Vaccinations operated on a number of levels that each had their own spatio-temporal logic:
- the biological processes of the cowpox virus' life cycle, which had to play out within certain types of bodies and within limited spans of time;
- the interventions of medical professionals, who collaborated by forming domain-based status groups as well as more far-flung professional networks;
- other social and political structures, which conditioned the mobilization of human bodies and channeled it in certain directions;
- the physical geography, which determined the speed and extent to which human bodies and other vehicles could move, at a time when walking was the most common mode of transportation.
Vaccinators connected people to one another, sometimes permanently and sometimes for just a few days, until the vaccine's life cycle had run its course. They also relied on tangible material entities: the bodies of children, glass containers, written records, and the built environments of clinics. All of these both constituted spaces and existed in space. They could be static or mobile, and their movements—both their speed and direction—were influenced by geographic and social factors. By highlighting the coexistence of different logics of space and time, we can better understand how Tokugawa society was structured, how it operated, and how it responded to technological and other forms of change.
We also gain a framework for comparing Echizen's experience with vaccinations in other places, whether within Japan or elsewhere in the world.

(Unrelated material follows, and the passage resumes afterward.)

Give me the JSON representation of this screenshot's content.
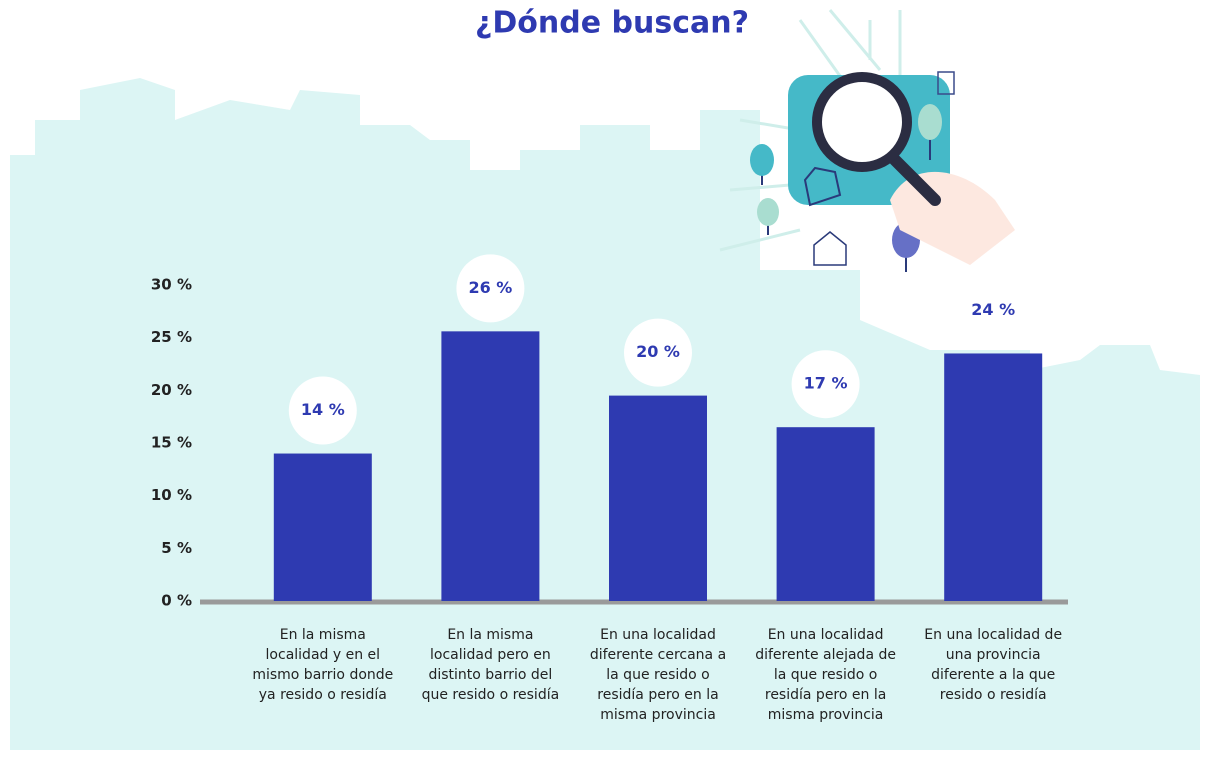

To be sure, the idea that there was one uniform cowpox virus spreading around the world in the nineteenth century has needed to be revised. Even in the early days of vaccination, there was some variation in the strains of virus used for vaccinations, and we cannot assume that the virus' life cycle was necessarily the same everywhere. There were also different local constellations of vaccination and variolation techniques as well as ways of harvesting the virus from both animals and humans. However, the characteristics of the virus still were similar enough to speak of a global technique (Bhattacharya and Brimnes, 2009). By highlighting the spatio-temporality of the virus and its variants, we can examine how it (and the human will to perpetuate it) built upon and transcended locally specific spaces and concepts of space—not just the physical geography and modes of transportation, but political territories, social networks, built environments, written texts, and ideas about marginality and inclusion.
This module has highlighted only some of the many paths taken by the smallpox vaccine, even within the confines of Echizen province. Sabae domain and the town of Fuchū, for example, had active communities of vaccinators who also treated subjects from other territories. By including these and other cases, we can explore many more of the human stories, conflicts, and unintended consequences that resulted when the smallpox vaccine entered the social world of nineteenth-century Japan.